Overall, 39 quarterbacks hit the 100-drop back mark. None of the top 10 faced the Patriots.
Quarterback | Rank |
---|---|
Carson Palmer | 21st |
Ryan Tannehill | 22nd |
Brock Osweiler | 33rd |
Tyrod Taylor | 19th |
Andy Dalton | 14th |
Tyrod Taylor | 19th |
Russell Wilson | 16th |
Colin Kaepernick | 28th |
Ryan Fitzpatrick | 32nd |
Jared Goff | 39th |
Joe Flacco | 27th |
Trevor Siemian | 26th |
Ryan Fitzpatrick | 32nd |
There be a whole lotta nastiness up in here. Four of these 13 games came against passers who were 32nd or worse in Passing NEP per drop back. Only one was against a top-15 passer.
This is why we should be putting value in stats that track efficiency and adjust for schedule. If you never face a top-10 quarterback throughout the entire season, it should be expected that you allow few points. The Patriots did that, but it clearly paints in incomplete picture.
When we turn, instead, to Adjusted Defensive NEP per play -- which includes a team's abilities both against the pass and the rush -- the Patriots finished the regular season ranked 11th overall. This is still above average and well ahead of the Falcons in 25th, but are they the best defense in the league? Most likely not.
The obvious rebuttal you could provide is that the Patriots did face a top-10 passer just last week. Ben Roethlisberger finished seventh in Passing NEP per drop back, making him easily the best passer the team faced this year. They held Roethlisberger to 314 yards on 47 attempts with one touchdown and one interception en route to a 19-point victory. That should help bolster the defense's reputation a bit.
If Roethlisberger weren't so unique, this would be true. That conference championship game was in Foxboro, meaning the Pittsburgh Steelers were on the road. Roethlisberger was a radically different passer on the road this year than he was at Heinz Field, as you can see below with his advanced metrics in the regular season and postseason combined. Success Rate is the percentage of drop backs that result in positive NEP.
Venue | Drop Backs | Passing NEP | Passing NEP per Drop Back | Success Rate |
---|---|---|---|---|
At Home | 252 | 105.84 | 0.42 | 54.76% |
On Road | 371 | 26.80 | 0.07 | 45.28% |
If we use just Roethlisberger's Passing NEP per drop back at home, he would have easily led the league in this stat for the season. His number on the road would have ranked 24th, right between Matt Barkley and Eli Manning. The Patriots' defense was impressive last week, but Roethlisberger's general struggles on the road taint that accomplishment a good chunk.
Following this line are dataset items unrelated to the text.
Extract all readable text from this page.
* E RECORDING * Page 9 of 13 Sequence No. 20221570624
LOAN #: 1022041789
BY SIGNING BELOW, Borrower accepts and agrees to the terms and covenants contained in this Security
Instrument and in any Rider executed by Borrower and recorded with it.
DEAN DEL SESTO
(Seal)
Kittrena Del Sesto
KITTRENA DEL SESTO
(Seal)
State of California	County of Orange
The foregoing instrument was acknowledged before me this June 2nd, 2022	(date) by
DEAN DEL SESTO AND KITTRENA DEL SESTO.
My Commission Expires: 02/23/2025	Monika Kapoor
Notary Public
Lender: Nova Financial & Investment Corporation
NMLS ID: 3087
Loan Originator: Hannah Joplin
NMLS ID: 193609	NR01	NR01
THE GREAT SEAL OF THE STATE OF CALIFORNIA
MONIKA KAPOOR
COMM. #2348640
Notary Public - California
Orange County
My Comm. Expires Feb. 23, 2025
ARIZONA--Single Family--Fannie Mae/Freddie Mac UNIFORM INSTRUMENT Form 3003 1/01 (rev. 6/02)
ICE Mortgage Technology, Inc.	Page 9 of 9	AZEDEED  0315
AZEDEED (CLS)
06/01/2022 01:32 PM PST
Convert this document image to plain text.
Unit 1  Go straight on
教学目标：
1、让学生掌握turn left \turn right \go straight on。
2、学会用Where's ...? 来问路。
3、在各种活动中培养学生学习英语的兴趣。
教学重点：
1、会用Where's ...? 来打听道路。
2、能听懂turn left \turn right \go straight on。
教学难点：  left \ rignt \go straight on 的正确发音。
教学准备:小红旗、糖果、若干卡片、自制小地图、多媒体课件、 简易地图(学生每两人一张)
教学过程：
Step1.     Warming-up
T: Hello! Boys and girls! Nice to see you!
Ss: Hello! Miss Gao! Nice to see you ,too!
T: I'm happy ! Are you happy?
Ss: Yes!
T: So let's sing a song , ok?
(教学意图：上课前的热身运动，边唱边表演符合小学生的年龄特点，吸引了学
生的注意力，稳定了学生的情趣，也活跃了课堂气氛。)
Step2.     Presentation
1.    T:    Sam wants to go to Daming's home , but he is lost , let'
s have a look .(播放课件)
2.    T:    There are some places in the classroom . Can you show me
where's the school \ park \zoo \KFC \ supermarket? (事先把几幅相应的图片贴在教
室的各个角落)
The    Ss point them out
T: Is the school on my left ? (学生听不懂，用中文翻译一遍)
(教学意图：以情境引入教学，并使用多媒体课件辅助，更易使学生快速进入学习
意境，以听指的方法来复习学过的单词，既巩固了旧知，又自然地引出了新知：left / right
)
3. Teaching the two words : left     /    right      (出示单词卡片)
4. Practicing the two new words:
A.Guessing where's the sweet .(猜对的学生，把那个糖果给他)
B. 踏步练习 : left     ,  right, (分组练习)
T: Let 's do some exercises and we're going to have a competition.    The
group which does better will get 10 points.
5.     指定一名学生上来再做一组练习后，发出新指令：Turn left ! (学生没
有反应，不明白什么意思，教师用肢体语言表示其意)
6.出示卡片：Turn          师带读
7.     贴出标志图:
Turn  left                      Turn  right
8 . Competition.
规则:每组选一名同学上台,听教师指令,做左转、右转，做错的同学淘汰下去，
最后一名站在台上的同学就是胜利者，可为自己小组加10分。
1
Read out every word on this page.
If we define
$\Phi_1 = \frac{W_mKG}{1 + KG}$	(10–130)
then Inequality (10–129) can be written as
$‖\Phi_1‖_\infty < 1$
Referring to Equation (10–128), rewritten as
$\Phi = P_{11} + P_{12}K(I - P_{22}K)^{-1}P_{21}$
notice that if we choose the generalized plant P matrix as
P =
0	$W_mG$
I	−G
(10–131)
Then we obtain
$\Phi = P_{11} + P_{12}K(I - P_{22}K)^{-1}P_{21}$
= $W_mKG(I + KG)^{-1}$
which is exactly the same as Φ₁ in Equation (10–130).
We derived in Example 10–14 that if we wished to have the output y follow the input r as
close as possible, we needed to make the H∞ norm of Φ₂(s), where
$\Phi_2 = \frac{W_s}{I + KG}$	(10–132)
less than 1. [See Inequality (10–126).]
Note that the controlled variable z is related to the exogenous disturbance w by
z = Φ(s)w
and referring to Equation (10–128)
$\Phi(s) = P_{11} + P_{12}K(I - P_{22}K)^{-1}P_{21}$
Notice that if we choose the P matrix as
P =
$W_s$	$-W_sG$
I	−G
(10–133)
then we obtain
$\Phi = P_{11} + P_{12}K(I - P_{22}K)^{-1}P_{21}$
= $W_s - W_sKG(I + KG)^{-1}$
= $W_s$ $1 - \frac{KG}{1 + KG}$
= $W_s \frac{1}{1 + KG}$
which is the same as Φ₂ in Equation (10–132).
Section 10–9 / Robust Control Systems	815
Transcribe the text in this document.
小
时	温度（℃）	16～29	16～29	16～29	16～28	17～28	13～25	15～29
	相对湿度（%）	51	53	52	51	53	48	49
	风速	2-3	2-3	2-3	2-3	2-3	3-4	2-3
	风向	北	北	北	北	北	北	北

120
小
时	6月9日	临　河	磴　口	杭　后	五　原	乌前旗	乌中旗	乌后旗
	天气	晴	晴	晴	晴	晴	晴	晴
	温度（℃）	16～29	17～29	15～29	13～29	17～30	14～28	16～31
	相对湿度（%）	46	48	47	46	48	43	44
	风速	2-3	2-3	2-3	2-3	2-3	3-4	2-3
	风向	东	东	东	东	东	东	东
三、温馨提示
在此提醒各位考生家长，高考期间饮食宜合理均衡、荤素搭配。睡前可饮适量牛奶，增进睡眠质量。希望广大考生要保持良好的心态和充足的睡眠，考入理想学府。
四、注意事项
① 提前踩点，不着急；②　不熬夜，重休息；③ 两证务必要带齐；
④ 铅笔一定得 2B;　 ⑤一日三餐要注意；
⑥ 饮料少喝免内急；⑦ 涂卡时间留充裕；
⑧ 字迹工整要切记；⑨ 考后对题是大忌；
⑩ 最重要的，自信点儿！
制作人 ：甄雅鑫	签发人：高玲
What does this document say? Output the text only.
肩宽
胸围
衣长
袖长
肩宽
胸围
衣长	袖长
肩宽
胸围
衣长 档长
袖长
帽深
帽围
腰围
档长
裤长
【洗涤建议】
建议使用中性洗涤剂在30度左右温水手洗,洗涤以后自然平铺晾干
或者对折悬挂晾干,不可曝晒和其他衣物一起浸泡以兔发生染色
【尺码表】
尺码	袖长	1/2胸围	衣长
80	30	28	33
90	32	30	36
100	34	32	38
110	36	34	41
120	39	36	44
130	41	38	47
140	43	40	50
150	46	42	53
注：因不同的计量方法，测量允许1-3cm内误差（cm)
All of this is simply a roundabout way of saying that the Patriots haven't faced a true test defensively yet this season. The Falcons will certainly provide that. Matt Ryan led the league in Passing NEP per drop back (Tom Brady was second). The Falcons held -- by a wide margin -- the top Adjusted NEP per play in the regular season while finishing first in passing efficiency and third on the ground.
If the Patriots want to claim they're the best defense in the league, they'll need to stop the Falcons first, and it's not an assertion they can viably make based on what we've seen thus far.
Conclusions
If we're measuring up the two defenses that will square off in Super Bowl LI, it's clear the Patriots have the superior unit to the Falcons. That doesn't mean they live up to how they're being billed, though.
An 11th-ranked defense can do plenty of damage against mediocre competition, and that's what New England did throughout the regular season. The Super Bowl will be a different task, though, facing Ryan and his scorched-Earth band of efficiency savants. New England should put up a tougher fight than some of the recent teams Atlanta has faced, but it's no lock to shut them down.
If the Patriots come out and dominate defensively in the big game, then it's possible the metrics were underselling them. But until we see them step up against a big-time foe, we should be having faith in these numbers, and they say it's still a defense against which the Falcons can move the football.